Maisel’s Weisse
Fondée par les frères Eberhardt et Hans Maisel en 1887, la brasserie Weisse Maisel, parmi les plus gros producteurs de bière de blé d’Allemagne, a élaboré la version sans alcool d’un de ces produits phares, la Maisel’s Weisse.
J’ai donc versé le breuvage dans mon calice, et…
À l’œil
Magnifique paradoxe : une bière “blanche” qui ne l’est pas.
Ambrée, très opaque, presque dense.
Une mousse superbe au service, généreuse et résistante.
Les bulles, elles, semblent calmes. Comme si tout se passait en profondeur.
Elle a l’allure d’une artisanale servie dans un verre tulipe un soir d’été.
Au nez
Les céréales dominent. La levure aussi, bien présente. Puis arrivent la poire, la banane mûre. Une touche de clou de girofle ferme la marche.
Classique.
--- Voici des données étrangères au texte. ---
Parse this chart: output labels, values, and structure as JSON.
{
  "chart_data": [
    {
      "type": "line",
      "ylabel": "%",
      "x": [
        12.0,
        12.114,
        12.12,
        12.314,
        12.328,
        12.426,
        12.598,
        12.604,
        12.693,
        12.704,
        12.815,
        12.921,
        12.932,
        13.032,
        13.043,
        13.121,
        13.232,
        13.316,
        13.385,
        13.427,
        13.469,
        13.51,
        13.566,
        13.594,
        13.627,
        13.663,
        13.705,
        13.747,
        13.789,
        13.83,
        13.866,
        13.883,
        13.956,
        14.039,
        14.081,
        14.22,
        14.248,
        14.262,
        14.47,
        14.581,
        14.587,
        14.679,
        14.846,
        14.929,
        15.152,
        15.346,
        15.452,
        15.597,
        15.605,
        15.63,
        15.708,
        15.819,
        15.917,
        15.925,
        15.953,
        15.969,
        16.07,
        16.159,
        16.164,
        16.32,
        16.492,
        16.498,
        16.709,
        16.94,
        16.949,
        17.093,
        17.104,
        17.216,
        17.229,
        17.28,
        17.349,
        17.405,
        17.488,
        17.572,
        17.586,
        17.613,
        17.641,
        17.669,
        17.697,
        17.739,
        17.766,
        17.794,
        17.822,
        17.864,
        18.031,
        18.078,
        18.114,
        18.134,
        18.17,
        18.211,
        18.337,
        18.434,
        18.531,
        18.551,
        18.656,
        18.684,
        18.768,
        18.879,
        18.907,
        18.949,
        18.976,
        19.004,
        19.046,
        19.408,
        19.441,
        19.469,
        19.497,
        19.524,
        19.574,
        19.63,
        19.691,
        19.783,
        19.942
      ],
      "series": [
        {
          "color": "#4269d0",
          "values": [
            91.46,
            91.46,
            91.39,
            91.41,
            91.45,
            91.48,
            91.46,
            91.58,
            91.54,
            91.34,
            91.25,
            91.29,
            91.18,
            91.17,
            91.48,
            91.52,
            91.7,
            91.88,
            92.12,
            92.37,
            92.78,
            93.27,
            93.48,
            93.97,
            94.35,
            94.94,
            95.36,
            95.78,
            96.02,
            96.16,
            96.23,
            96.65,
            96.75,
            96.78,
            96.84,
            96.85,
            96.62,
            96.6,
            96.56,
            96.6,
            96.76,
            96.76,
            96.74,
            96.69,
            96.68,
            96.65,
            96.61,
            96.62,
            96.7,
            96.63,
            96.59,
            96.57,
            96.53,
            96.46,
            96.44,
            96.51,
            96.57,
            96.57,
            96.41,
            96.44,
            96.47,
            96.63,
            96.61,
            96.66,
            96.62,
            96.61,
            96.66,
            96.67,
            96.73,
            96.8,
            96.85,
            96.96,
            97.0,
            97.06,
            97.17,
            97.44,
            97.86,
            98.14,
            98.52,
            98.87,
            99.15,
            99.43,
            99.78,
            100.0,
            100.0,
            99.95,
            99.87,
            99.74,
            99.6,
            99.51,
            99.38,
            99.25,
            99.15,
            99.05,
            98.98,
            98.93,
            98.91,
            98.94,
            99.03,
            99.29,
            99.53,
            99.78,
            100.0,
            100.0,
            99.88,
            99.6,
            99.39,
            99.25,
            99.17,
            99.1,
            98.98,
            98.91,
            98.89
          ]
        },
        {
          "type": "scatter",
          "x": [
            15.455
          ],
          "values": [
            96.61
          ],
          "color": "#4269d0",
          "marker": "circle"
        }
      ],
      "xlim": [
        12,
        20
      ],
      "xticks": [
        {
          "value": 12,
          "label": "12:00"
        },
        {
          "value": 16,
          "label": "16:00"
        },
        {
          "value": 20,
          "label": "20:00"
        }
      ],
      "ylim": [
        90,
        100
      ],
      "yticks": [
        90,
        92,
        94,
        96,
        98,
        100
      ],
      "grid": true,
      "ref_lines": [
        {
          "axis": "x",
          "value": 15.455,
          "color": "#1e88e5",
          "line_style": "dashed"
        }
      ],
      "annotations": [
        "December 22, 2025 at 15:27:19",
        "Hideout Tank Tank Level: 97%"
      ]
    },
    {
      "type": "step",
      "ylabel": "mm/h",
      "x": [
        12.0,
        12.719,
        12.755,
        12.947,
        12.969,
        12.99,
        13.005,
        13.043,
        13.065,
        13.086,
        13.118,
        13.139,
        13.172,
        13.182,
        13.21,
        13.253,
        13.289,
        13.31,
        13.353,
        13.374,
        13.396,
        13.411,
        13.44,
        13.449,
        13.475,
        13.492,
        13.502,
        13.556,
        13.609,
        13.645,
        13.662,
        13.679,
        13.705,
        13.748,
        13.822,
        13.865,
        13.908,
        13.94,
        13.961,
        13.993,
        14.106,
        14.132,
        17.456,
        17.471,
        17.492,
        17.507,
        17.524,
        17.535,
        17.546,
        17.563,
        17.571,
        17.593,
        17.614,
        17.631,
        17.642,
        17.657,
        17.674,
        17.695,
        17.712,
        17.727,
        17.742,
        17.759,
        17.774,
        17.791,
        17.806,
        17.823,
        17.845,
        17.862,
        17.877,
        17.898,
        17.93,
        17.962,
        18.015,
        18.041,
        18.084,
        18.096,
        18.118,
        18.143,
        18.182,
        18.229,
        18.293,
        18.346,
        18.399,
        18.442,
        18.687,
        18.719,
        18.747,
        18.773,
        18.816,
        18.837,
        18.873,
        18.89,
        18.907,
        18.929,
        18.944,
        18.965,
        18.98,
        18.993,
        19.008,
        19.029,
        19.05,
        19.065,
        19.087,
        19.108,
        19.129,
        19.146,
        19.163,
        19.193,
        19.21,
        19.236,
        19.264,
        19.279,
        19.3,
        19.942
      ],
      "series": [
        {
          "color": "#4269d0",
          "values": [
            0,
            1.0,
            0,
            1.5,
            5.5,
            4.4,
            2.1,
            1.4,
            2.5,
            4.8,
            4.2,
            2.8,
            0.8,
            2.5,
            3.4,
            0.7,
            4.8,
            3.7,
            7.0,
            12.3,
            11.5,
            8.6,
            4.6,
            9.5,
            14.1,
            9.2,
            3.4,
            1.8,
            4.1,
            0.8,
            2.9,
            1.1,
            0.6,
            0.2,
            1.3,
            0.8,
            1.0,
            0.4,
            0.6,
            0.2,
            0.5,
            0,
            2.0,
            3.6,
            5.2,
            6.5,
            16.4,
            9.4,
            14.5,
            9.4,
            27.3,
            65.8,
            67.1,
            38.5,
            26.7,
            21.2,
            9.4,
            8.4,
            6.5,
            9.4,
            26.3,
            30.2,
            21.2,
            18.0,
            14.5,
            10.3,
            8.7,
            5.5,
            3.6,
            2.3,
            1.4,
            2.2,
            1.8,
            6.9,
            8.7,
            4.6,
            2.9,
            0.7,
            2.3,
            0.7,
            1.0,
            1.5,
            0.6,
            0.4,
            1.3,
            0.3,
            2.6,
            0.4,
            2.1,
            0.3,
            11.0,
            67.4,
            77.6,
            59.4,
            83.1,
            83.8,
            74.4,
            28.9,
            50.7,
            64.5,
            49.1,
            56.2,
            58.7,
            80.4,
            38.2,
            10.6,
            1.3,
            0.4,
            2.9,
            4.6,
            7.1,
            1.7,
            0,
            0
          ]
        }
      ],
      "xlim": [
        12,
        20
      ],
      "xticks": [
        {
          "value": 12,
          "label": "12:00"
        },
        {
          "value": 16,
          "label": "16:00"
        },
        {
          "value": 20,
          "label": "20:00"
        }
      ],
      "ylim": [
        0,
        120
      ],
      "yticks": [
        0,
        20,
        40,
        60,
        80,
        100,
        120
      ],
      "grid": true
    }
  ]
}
Mais bien exécuté.
Au goût
Carbonatation légère, maîtrisée. Le blé s’exprime pleinement, soutenu par le malt et une pointe de caramel. La banane un peu noircie revient, accompagnée du clou de girofle en finale. C’est rond. C’est doux. C’est enveloppant.
En bref
Fruitée, épicée, agréable. Sans complexité excessive, mais avec assez de richesse pour satisfaire ceux qui cherchent du goût. Une dégustation confortable, rassurante, sincère.
Elle a quelque chose d’une métisse au teint chaud. Les îles dans le regard, la rigueur allemande dans la posture.
Un équilibre inattendu, et franchement, ça lui va très bien.